Stop New U.S. Colonialism--Support for Iraq reconstruction must be led by U.N.
April 17, 2003
The United States and Britain, using overwhelming military strength, forced the whole of Iraq under their control and brought down the Iraqi government led by Saddam Hussein.
The United States has started its military occupation of Iraq led by the U.S. Department of Defense's Office of Reconstruction and Humanitarian Assistance (ORHA) without halting combat, saying that the war has not yet ended. It is preparing to launch the Interim Iraqi Authority (IIA) consisting of members whom the U.S. forces arbitrarily named.
The Japanese Communist Party has severely condemned the lawless U.S.-British war on Iraq and now expresses its firm opposition to the ongoing scheme that will impose a lawless military occupation in the aftermath of the war of aggression.
In the present circumstances, the JCP thinks it important for the international community to respond to the Iraq question on the following principles:
First, in dealing with the reconstruction of Iraq, the international community should not endorse the lawless U.S.-British war.
Even though the United States and Britain achieved a military "victory" using their overwhelming force, this does not mean allowing them to escape the responsibility for the lawlessness of their war. Given the fact that this war has taken the lives of many innocent citizens of Iraq, it must be seriously condemned as a brutal crime. The international community must severely hold them responsible for the crime.
The United States started this war on Iraq as the first application of the preemptive attack strategy it set out last year in its "National Security Strategy". Official U.S. documents name many countries and regions as possible targets for its attacks under the preemptive attack strategy. Endorsing this lawless war amounts to approving of the U.S. preemptive attack strategy, which in turn will lead to the destruction of the international peace established in the United Nations Charter. The JCP stresses that refusal to endorse the lawless war on Iraq would be an important step toward restoring the peace of the world.

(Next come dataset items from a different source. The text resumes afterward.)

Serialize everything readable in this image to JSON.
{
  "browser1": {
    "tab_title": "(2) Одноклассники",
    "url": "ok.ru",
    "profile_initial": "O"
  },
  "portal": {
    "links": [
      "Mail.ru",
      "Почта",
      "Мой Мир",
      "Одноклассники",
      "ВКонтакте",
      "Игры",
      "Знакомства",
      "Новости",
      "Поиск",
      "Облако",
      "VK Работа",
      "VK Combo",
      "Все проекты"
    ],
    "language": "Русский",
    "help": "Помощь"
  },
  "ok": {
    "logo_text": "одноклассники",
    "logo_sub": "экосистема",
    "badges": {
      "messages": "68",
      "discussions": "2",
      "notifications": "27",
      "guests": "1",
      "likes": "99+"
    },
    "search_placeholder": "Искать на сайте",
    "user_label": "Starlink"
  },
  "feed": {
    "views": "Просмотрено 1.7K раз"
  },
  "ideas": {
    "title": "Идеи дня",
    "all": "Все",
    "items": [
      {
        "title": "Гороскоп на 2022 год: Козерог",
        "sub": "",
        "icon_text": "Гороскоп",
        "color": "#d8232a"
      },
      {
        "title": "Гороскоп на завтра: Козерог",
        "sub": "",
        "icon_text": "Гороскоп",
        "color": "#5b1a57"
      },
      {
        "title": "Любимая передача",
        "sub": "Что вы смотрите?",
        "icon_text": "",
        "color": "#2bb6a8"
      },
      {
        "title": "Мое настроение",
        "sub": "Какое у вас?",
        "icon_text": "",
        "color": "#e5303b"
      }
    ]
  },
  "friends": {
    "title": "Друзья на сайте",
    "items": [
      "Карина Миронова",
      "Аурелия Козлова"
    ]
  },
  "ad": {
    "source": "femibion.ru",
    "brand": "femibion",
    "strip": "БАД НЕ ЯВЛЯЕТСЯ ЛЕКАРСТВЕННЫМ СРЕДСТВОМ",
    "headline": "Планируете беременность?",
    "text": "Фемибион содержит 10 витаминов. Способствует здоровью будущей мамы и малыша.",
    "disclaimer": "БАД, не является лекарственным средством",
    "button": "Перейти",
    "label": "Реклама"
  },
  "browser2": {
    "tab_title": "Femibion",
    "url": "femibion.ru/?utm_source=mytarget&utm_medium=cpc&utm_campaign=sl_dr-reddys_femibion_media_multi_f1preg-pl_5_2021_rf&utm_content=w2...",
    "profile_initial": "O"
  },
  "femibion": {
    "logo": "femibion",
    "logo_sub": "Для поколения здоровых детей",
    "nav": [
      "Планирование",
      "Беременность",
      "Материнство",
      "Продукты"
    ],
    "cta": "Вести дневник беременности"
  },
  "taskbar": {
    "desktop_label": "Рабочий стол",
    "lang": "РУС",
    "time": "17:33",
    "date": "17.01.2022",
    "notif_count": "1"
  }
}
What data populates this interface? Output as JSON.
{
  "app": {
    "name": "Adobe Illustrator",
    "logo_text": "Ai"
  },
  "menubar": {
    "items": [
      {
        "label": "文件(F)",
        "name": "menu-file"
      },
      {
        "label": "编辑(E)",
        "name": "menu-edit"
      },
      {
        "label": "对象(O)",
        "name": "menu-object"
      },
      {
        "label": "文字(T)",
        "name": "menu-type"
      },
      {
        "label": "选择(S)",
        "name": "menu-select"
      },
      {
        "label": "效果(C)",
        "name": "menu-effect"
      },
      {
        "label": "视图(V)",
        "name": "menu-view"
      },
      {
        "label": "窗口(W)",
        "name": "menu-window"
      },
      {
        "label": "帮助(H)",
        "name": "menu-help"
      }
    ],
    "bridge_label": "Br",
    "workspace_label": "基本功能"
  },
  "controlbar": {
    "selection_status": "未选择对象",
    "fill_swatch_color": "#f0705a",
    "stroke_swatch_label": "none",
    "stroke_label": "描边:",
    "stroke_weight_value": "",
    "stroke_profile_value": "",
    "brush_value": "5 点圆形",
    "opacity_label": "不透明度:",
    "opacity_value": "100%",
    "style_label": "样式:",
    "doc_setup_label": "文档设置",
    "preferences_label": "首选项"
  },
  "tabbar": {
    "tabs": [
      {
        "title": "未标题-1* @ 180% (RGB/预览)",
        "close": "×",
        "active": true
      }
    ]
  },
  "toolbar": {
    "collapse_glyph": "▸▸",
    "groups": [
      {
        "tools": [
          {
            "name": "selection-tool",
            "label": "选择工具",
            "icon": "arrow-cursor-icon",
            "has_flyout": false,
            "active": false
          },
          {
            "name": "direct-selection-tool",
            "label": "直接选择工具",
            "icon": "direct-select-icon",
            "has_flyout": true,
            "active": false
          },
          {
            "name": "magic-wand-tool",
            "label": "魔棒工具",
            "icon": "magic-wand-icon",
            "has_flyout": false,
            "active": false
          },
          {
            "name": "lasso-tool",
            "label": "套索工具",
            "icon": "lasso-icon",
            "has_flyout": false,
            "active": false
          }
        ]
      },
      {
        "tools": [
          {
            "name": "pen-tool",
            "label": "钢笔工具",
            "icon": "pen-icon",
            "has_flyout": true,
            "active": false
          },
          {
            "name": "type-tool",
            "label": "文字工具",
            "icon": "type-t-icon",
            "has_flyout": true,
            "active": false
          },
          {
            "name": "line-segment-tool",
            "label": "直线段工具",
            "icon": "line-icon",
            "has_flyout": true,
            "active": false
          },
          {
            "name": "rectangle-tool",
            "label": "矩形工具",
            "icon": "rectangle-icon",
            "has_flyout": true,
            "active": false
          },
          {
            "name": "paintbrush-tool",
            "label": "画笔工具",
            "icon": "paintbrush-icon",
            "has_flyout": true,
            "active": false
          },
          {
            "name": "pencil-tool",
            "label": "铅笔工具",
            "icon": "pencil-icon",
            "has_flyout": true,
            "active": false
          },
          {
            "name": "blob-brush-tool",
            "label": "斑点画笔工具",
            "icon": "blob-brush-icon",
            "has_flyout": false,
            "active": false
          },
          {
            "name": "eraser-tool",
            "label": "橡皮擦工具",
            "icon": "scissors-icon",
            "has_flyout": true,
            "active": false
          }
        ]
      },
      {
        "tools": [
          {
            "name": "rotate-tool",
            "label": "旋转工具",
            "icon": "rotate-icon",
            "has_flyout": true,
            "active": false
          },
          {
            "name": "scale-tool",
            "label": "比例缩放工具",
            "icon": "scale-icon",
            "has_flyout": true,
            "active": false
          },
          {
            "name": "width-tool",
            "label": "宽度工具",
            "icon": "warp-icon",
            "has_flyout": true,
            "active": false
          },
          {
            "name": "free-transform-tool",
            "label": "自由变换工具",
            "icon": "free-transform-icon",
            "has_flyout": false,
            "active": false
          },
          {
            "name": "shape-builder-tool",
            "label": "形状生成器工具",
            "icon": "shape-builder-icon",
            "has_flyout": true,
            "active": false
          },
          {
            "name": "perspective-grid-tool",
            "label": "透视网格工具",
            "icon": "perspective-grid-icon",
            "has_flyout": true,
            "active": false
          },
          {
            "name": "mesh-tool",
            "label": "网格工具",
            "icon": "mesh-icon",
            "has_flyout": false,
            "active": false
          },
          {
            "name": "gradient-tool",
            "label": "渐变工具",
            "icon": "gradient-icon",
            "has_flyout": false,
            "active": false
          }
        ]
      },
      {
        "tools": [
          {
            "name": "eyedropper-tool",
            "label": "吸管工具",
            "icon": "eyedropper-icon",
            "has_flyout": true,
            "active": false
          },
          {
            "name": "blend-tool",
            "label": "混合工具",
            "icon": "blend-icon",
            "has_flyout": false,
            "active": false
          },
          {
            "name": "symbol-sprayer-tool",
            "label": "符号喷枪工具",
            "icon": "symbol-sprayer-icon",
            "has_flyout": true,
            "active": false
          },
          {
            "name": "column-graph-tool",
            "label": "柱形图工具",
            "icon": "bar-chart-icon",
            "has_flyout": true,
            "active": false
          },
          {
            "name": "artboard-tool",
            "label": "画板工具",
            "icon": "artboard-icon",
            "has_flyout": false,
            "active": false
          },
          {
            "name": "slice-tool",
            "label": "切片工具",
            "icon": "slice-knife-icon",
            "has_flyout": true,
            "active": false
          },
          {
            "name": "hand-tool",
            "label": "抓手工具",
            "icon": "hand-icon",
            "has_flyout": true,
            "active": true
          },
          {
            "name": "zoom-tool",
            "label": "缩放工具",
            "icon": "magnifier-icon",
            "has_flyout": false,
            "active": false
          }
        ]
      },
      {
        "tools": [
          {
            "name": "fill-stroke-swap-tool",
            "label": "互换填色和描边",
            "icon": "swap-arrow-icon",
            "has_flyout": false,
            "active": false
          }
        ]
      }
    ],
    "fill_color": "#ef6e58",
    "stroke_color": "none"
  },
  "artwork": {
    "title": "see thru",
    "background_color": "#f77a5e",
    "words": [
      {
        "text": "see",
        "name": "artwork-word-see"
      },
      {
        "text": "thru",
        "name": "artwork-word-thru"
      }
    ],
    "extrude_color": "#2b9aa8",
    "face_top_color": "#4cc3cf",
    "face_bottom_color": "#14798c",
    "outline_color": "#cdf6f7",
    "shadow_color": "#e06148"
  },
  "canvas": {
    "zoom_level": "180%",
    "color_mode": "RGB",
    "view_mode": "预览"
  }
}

Secondly, further applications of the U.S. preemptive attack strategy must be thwarted. U.S. government leaders are now threatening Syria, Iraq's neighbor, by indicating possible sanctions against it. U.S. President George W. Bush openly spoke about Syria as a possible target, saying, "We believe there are chemical weapons in Syria." A senior U.S. government official threateningly demanded that not only Syria, but Iran and North Korea, learn from Iraq's lesson.

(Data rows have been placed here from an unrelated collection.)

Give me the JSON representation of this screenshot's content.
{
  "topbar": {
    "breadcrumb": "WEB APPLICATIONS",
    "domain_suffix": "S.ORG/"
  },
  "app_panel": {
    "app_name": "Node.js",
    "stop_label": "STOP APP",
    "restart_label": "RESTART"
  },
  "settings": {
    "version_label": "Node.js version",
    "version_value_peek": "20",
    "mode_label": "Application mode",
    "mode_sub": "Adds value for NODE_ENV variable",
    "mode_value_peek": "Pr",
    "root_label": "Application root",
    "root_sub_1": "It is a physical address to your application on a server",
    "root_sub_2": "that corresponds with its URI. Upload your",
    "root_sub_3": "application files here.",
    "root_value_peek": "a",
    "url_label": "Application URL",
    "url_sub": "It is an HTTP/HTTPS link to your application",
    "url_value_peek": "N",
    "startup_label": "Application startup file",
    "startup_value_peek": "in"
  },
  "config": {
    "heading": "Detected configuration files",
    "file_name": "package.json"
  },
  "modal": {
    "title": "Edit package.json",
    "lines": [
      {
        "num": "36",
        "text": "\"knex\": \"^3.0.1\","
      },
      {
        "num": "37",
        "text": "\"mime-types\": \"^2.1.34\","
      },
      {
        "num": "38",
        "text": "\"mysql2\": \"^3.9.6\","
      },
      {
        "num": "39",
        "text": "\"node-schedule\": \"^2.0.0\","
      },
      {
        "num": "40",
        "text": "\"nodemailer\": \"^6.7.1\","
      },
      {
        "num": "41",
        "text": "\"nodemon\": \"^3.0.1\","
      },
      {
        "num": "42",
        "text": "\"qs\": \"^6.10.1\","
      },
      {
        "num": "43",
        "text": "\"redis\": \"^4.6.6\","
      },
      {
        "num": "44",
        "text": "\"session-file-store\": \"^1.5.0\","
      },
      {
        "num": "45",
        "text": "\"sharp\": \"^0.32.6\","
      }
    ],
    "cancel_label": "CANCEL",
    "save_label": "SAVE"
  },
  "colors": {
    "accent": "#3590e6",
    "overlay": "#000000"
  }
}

These lawless threats and moves toward expanding the lawless war must not be condoned. It stands to reason that this U.S. government attitude is under severe criticism from the international community.
Thirdly, in dealing with the reconstruction of Iraq, no other entity but the United Nations should be the key player. The international community should confirm that the United Nations be given the central role in reconstruction efforts and order the U.S.-British troops to immediately withdraw from Iraq within an agreed framework. Only with these procedures can a new government that represents all Iraqi people's wish be established.
The international community must not allow the United States to use the ongoing U.S. military occupation as leverage to establish under U.S. initiatives a new Iraqi administration in favor of the United States. The U.S. attempt to impose a regime favorable to it, using military force in violation of the right to national self-determination, should be called a new form of colonialism. It will only sharpen contradictions with the Iraqi people and with the international community.
Under the slogan, "democratize the Middle East", U.S. President Bush planned to overthrow the Saddam Hussein regime first. Using this as a breakthrough, Bush has declared that he will follow a political strategy that seeks to make Arab and Islamic countries loyal to the United States. We must not condone such a blatant strategy that will give rise to devastating lawlessness and confusion in the Arab nations and the Muslim world.
In addition to supporting the unlawful war in its shameful submission to U.S. policy, the Japanese government is planning to send its officials to the U.S. Office of Reconstruction and Humanitarian Assistance, an organization of the U.S. Defense Department for military occupation.
This plan, which marks another step in support of the lawless war and occupation, must be thwarted. The Japanese government must not assist in the occupation by the U.S. forces since it has stated its refusal to do so under Article 9 of the Japanese Constitution on the grounds that "occupation amounts to exercising the right of belligerency."
The task now is for the government under the war-renouncing Article 9 of the Constitution to oppose the lawless war and do all it can to help Iraq's reconstruction led by the United Nations.